Raffaello di Ponzio, gerente de projetos do Afex (como é chamado o experimento sobre fertilização) e pesquisador na UFMG (Universidade Federal de Minas Gerais), também destaca a importância do trabalho em campo no 41.

"No computador você não consegue pegar todos os parâmetros. Desde o bicho que está comendo folha e influenciando no sistema de defesa da planta até chuva, sol, como o fósforo é absorvido ou não pelos micro-organismos", diz.

"Em um ambiente desses tem tantos fatores que é impossível, em um modelo, você conseguir captar todos. Então uma resposta biológica direta, que é o que fazemos aqui, é essencial para você validar esses modelos."

Celebridades na rede

Mas não são só os cientistas dedicados a decifrar a crise climática que se instalam no acampamento.

Thomas Lovejoy, que morreu em 25 de dezembro de 2021, aos 80 anos, deixando um legado de décadas de pesquisa amazônica, levou para o local figuras públicas para um aperitivo da floresta. O político e ambientalista Al Gore e o astro de Hollywood Tom Cruise estão entre alguns dos nomes mais conhecidos que passaram pelas redes de dormir do 41.

Homem idoso posa sorrindo enquanto segura uma folha grande e seca com a mão direita
O ambientalista Thomas Lovejoy em foto tirada em 2017 - lobodan Randjelovic/WWF/Divulgação

Mesmo para os convidados ilustres o conforto é limitado: os espaços onde são presas as redes que fazem as vezes de camas são cobertos, mas tem laterais abertas. Os chuveiros têm água fria —e outra opção de banho é um riacho próximo.

As privadas no local até têm descarga, mas a preferência é usá-la só às vezes. Há ainda uma cozinha, majoritariamente aberta e também protegida por teto.

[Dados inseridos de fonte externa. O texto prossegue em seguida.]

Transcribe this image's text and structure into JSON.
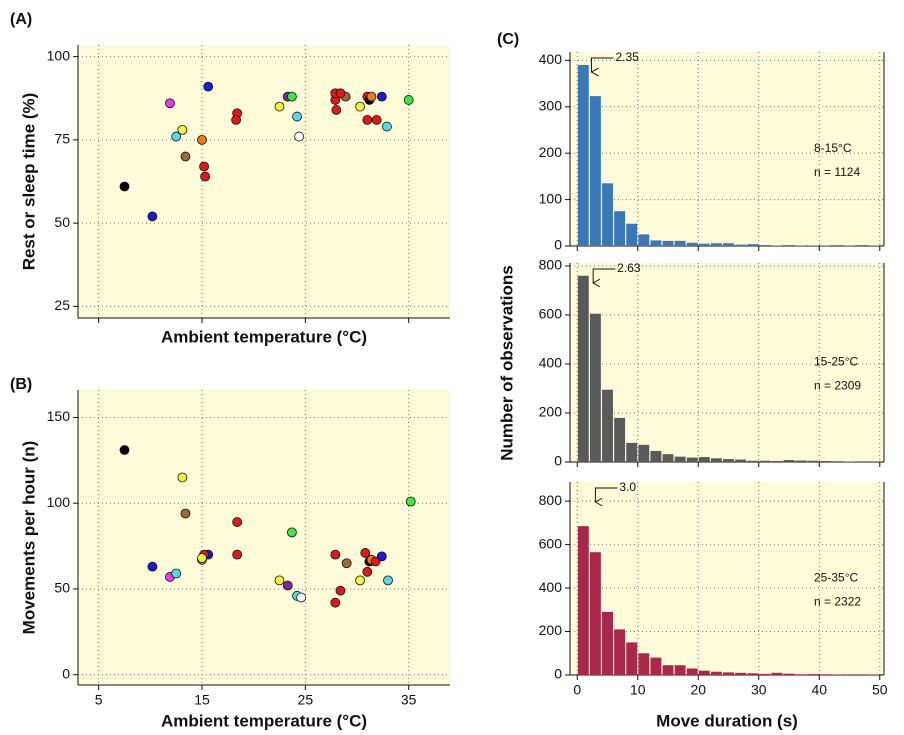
{
  "chart_data": [
    {
      "type": "scatter",
      "panel": "(A)",
      "xlabel": "Ambient temperature (°C)",
      "ylabel": "Rest or sleep time (%)",
      "xlim": [
        3,
        39
      ],
      "xticks": [
        5,
        15,
        25,
        35
      ],
      "xtick_labels": false,
      "ylim": [
        21.5,
        103.5
      ],
      "yticks": [
        25,
        50,
        75,
        100
      ],
      "grid": true,
      "background": "#fdfbd8",
      "x": [
        7.5,
        10.2,
        11.9,
        12.5,
        13.1,
        13.4,
        15,
        15.6,
        15.2,
        15.3,
        18.4,
        18.3,
        22.5,
        23.3,
        23.7,
        24.2,
        24.4,
        27.9,
        28,
        27.9,
        28.9,
        28.4,
        30.3,
        31,
        31,
        31.2,
        31.4,
        31.9,
        32.4,
        32.9,
        35
      ],
      "values": [
        61,
        52,
        86,
        76,
        78,
        70,
        75,
        91,
        67,
        64,
        83,
        81,
        85,
        88,
        88,
        82,
        76,
        87,
        84,
        89,
        88,
        89,
        85,
        88,
        81,
        87,
        88,
        81,
        88,
        79,
        87
      ],
      "colors": [
        "#000000",
        "#1a1adc",
        "#e83ce8",
        "#55d8e8",
        "#f5f03c",
        "#9a6a3a",
        "#f07818",
        "#1a1adc",
        "#e01818",
        "#e01818",
        "#e01818",
        "#e01818",
        "#f5f03c",
        "#7a2a9a",
        "#3ce83c",
        "#55d8e8",
        "#ffffff",
        "#e01818",
        "#e01818",
        "#e01818",
        "#9a6a3a",
        "#e01818",
        "#f5f03c",
        "#e01818",
        "#e01818",
        "#000000",
        "#f07818",
        "#e01818",
        "#1a1adc",
        "#55d8e8",
        "#3ce83c"
      ]
    },
    {
      "type": "scatter",
      "panel": "(B)",
      "xlabel": "Ambient temperature (°C)",
      "ylabel": "Movements per hour (n)",
      "xlim": [
        3,
        39
      ],
      "xticks": [
        5,
        15,
        25,
        35
      ],
      "xtick_labels": true,
      "ylim": [
        -6,
        166
      ],
      "yticks": [
        0,
        50,
        100,
        150
      ],
      "grid": true,
      "background": "#fdfbd8",
      "x": [
        7.5,
        10.2,
        11.9,
        12.5,
        13.1,
        13.4,
        15,
        15.6,
        15.2,
        15.0,
        18.4,
        18.4,
        22.5,
        23.3,
        23.7,
        24.2,
        24.6,
        27.9,
        28.4,
        27.9,
        29,
        30.8,
        31,
        31.2,
        30.3,
        31.4,
        31.8,
        32.4,
        33,
        35.2
      ],
      "values": [
        131,
        63,
        57,
        59,
        115,
        94,
        67,
        70,
        70,
        68,
        89,
        70,
        55,
        52,
        83,
        46,
        45,
        70,
        49,
        42,
        65,
        71,
        60,
        66,
        55,
        67,
        66,
        69,
        55,
        101
      ],
      "colors": [
        "#000000",
        "#1a1adc",
        "#e83ce8",
        "#55d8e8",
        "#f5f03c",
        "#9a6a3a",
        "#f07818",
        "#1a1adc",
        "#e01818",
        "#f5f03c",
        "#e01818",
        "#e01818",
        "#f5f03c",
        "#7a2a9a",
        "#3ce83c",
        "#55d8e8",
        "#ffffff",
        "#e01818",
        "#e01818",
        "#e01818",
        "#9a6a3a",
        "#e01818",
        "#e01818",
        "#000000",
        "#f5f03c",
        "#f07818",
        "#e01818",
        "#1a1adc",
        "#55d8e8",
        "#3ce83c"
      ]
    },
    {
      "type": "histogram",
      "panel": "(C)",
      "ylabel": "Number of observations",
      "color": "#3a78b8",
      "background": "#fdfbd8",
      "grid": true,
      "xlim": [
        -1.2,
        50.7
      ],
      "xticks": [
        0,
        10,
        20,
        30,
        40,
        50
      ],
      "xtick_labels": false,
      "ylim": [
        0,
        418
      ],
      "yticks": [
        0,
        100,
        200,
        300,
        400
      ],
      "bins": [
        0,
        2,
        4,
        6,
        8,
        10,
        12,
        14,
        16,
        18,
        20,
        22,
        24,
        26,
        28,
        30,
        32,
        34,
        36,
        38,
        40,
        42,
        44,
        46,
        48,
        50
      ],
      "values": [
        390,
        323,
        135,
        75,
        48,
        25,
        12,
        11,
        11,
        7,
        5,
        6,
        6,
        3,
        4,
        2,
        1,
        2,
        1,
        1,
        1,
        0,
        1,
        2,
        1
      ],
      "marker": 2.35,
      "group": "8-15°C",
      "n": "n = 1124"
    },
    {
      "type": "histogram",
      "color": "#5a5a5a",
      "background": "#fdfbd8",
      "grid": true,
      "xlim": [
        -1.2,
        50.7
      ],
      "xticks": [
        0,
        10,
        20,
        30,
        40,
        50
      ],
      "xtick_labels": false,
      "ylim": [
        0,
        812
      ],
      "yticks": [
        0,
        200,
        400,
        600,
        800
      ],
      "bins": [
        0,
        2,
        4,
        6,
        8,
        10,
        12,
        14,
        16,
        18,
        20,
        22,
        24,
        26,
        28,
        30,
        32,
        34,
        36,
        38,
        40,
        42,
        44,
        46,
        48,
        50
      ],
      "values": [
        760,
        605,
        295,
        180,
        78,
        70,
        45,
        32,
        22,
        18,
        20,
        15,
        12,
        10,
        5,
        5,
        4,
        8,
        6,
        5,
        4,
        3,
        2,
        1,
        1
      ],
      "marker": 2.63,
      "group": "15-25°C",
      "n": "n = 2309"
    },
    {
      "type": "histogram",
      "xlabel": "Move duration (s)",
      "color": "#a8284a",
      "background": "#fdfbd8",
      "grid": true,
      "xlim": [
        -1.2,
        50.7
      ],
      "xticks": [
        0,
        10,
        20,
        30,
        40,
        50
      ],
      "xtick_labels": true,
      "ylim": [
        0,
        888
      ],
      "yticks": [
        0,
        200,
        400,
        600,
        800
      ],
      "bins": [
        0,
        2,
        4,
        6,
        8,
        10,
        12,
        14,
        16,
        18,
        20,
        22,
        24,
        26,
        28,
        30,
        32,
        34,
        36,
        38,
        40,
        42,
        44,
        46,
        48,
        50
      ],
      "values": [
        685,
        565,
        290,
        210,
        150,
        100,
        80,
        45,
        45,
        30,
        20,
        15,
        12,
        10,
        8,
        5,
        10,
        6,
        3,
        4,
        3,
        2,
        1,
        1,
        2
      ],
      "marker": {
        "value": 3.0,
        "label": "3.0"
      },
      "group": "25-35°C",
      "n": "n = 2322"
    }
  ]
}
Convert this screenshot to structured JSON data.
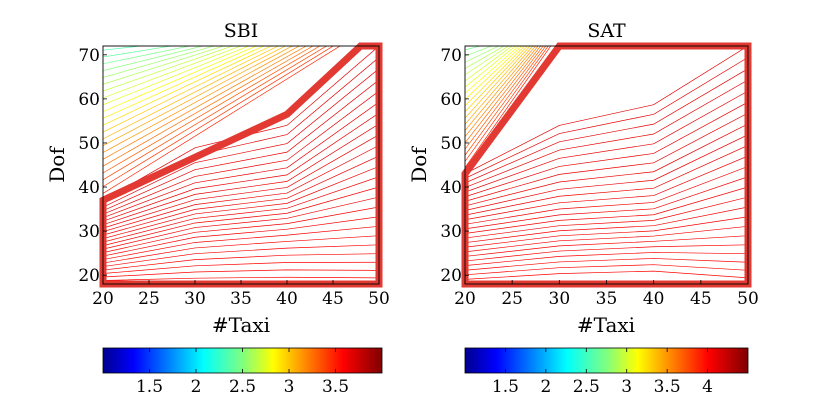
{
  "chart_data": [
    {
      "type": "contour",
      "title": "SBI",
      "xlabel": "#Taxi",
      "ylabel": "Dof",
      "x_ticks": [
        20,
        25,
        30,
        35,
        40,
        45,
        50
      ],
      "y_ticks": [
        20,
        30,
        40,
        50,
        60,
        70
      ],
      "xlim": [
        20,
        50
      ],
      "ylim": [
        18,
        72
      ],
      "colormap": "jet",
      "colorbar": {
        "ticks": [
          1.5,
          2,
          2.5,
          3,
          3.5
        ],
        "range": [
          1.0,
          4.0
        ],
        "position": "bottom"
      },
      "highlight_polygon": [
        [
          20,
          18
        ],
        [
          20,
          37
        ],
        [
          40,
          56.5
        ],
        [
          48,
          72
        ],
        [
          50,
          72
        ],
        [
          50,
          18
        ]
      ],
      "highlight_color": "#e23a33"
    },
    {
      "type": "contour",
      "title": "SAT",
      "xlabel": "#Taxi",
      "ylabel": "Dof",
      "x_ticks": [
        20,
        25,
        30,
        35,
        40,
        45,
        50
      ],
      "y_ticks": [
        20,
        30,
        40,
        50,
        60,
        70
      ],
      "xlim": [
        20,
        50
      ],
      "ylim": [
        18,
        72
      ],
      "colormap": "jet",
      "colorbar": {
        "ticks": [
          1.5,
          2,
          2.5,
          3,
          3.5,
          4
        ],
        "range": [
          1.0,
          4.5
        ],
        "position": "bottom"
      },
      "highlight_polygon": [
        [
          20,
          18
        ],
        [
          20,
          43
        ],
        [
          30,
          72
        ],
        [
          50,
          72
        ],
        [
          50,
          18
        ]
      ],
      "highlight_color": "#e23a33"
    }
  ]
}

Energia elétrica e luz só são realidades quando o barulhento gerador está ligado —a economia de descargas também evita a necessidade de que o aparelho seja acionado para colocar em ação a bomba d'água—, o que ocorre em pouquíssimos momentos, nos quais é possível tentar algum grau de conexão de internet.

Fora o gerador, a única sonoridade no 41 vem da floresta fechada e seus habitantes — Manaus está a cerca de 125 km, com acesso por estradas de asfalto e de terra. Os guaribas, bugios extremamente barulhentos, são como um coro local.

Para garantir esse cenário de preservação, antes de sua morte, Lovejoy deixou um fundo destinado ao projeto dos acampamentos, que também capta recursos de entidades (o WWF está entre os que já foram apoiadores) para se manter em funcionamento.

Rita Mesquita, pesquisadora do Inpa que há décadas estuda fragmentos florestais no 41, lembra que o próprio memorial realizado após a morte de Lovejoy foi uma oportunidade de ver amigos doando recursos, como um reconhecimento à paixão que o americano tinha pelo lugar.

Agora, diz ela, que junto a Cohn-Haft é uma espécie de herdeira do 41, é preciso modernizar o funcionamento do programa de pesquisas do local, para que mais cientistas consigam observar de dentro da floresta o presente e o futuro do planeta.

O jornalista viajou a convite da Fundação das Nações Unidas.